Two announcements dropped this week that, taken together, signal something bigger than either story alone. On June 2, Workday launched Agent Passport — a system that tests and verifies every AI agent before it touches production data. On June 3, NetFoundry launched enterprise-grade Zero Trust gateways specifically for LLM APIs. Neither is a startup. These are mature enterprise software organisations building compliance and security infrastructure for AI agents.
What Workday Actually Shipped
Agent Passport isn't a marketing concept. It's a testing and attestation pipeline that applies to every AI agent operating inside Workday's ecosystem — whether Workday built it or a third party did. Every agent gets tested against the OWASP LLM Top 10, mapped to NIST AI RMF controls, and cross-referenced with MITRE ATLAS threat vectors. When an agent passes, it gets a signed, auditable record of exactly what it was tested for.
The signed record part matters more than people are giving it credit for. This isn't a checkbox. It's a verifiable artefact — the kind of thing a CISO can point to during an audit. That's the same posture enterprises adopted for production APIs around 2015, and it fundamentally changed how engineering teams operated.
“Every AI agent — Workday-built or third-party — must pass security and compliance attestation before it touches production. The era of 'we'll figure out governance later' is closing.”
NetFoundry and the Zero Trust Layer for LLMs
NetFoundry's gateway model eliminates API key distribution and port exposure entirely. Agents get Zero Trust access to LLM providers — OpenAI, Anthropic, Azure OpenAI, AWS Bedrock, Google Vertex AI, Ollama — authenticated, policy-controlled, and auditable, without the credential sprawl that currently makes enterprise AI deployments a security team's nightmare.
The M&A Layer Confirms the Trend
Asana acquired StackAI (no-code agent execution infrastructure). Palo Alto Networks acquired Portkey (AI gateway for routing, observability, and runtime policy). When Palo Alto Networks decides the AI gateway layer is worth acquiring, that's a strong signal about where security engineering attention is heading.
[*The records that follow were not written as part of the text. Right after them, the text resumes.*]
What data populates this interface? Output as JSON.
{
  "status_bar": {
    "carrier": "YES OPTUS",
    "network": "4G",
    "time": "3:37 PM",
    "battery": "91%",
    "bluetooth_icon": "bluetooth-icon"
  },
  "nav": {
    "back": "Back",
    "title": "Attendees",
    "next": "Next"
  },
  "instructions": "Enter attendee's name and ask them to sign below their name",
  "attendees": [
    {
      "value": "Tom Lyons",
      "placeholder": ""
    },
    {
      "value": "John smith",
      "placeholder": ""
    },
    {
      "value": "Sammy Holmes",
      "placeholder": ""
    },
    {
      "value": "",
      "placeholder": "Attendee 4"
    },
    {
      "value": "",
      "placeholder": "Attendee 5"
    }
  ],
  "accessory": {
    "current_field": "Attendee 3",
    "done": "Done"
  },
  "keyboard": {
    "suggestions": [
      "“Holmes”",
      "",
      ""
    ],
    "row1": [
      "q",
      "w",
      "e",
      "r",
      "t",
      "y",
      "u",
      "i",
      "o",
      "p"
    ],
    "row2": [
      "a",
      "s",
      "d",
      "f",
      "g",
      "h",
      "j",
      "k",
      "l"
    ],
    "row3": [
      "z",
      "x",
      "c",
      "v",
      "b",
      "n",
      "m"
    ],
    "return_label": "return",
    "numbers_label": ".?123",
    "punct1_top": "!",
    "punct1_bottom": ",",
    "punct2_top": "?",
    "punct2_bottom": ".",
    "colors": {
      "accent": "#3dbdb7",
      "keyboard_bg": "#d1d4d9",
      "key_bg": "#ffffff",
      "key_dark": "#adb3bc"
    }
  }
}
OWASP LLM Top 10 Is Becoming the Standard
The fact that Workday anchored Agent Passport to OWASP LLM Top 10 matters. OWASP frameworks become standards because they give compliance teams and engineers a shared vocabulary. Prompt injection, insecure output handling, training data poisoning — these aren't theoretical. Expect OWASP LLM Top 10 in vendor contracts and job descriptions within 12 months.
The Role That's Forming
AI agents are being treated like production software — which means they need security reviews, compliance sign-off, audit trails, and ongoing monitoring. Every one of those requirements maps to an engineering function that most organisations either don't have, or have spread awkwardly across security, ML, and platform teams.
- Fluency with LLM behaviour — context windows, prompt injection mechanics, output reliability, agentic tool use
- Working knowledge of OWASP LLM Top 10, NIST AI RMF, and MITRE ATLAS
- Experience with API security, Zero Trust architecture, and credential management
- Ability to design and document audit trails and attestation processes
- Understanding of enterprise compliance requirements (SOC 2, HIPAA, GDPR as they apply to AI systems)
- Familiarity with AI observability tooling — monitoring agent behaviour in production, not just at deployment
The Career Opportunity Is Real and It's Early
Most organisations deploying AI agents today don't have anyone whose explicit job is AI governance and security. Engineers who build this combination of skills now are positioning for a role that will exist formally at most enterprises within two to three years. This is what the cloud security engineering opportunity looked like in 2012.
The infrastructure is taking shape faster than most people realise. The remaining gap is the human function — the engineering discipline that runs this infrastructure, maintains the audit trail, and keeps agents compliant as models evolve. That gap is the opportunity.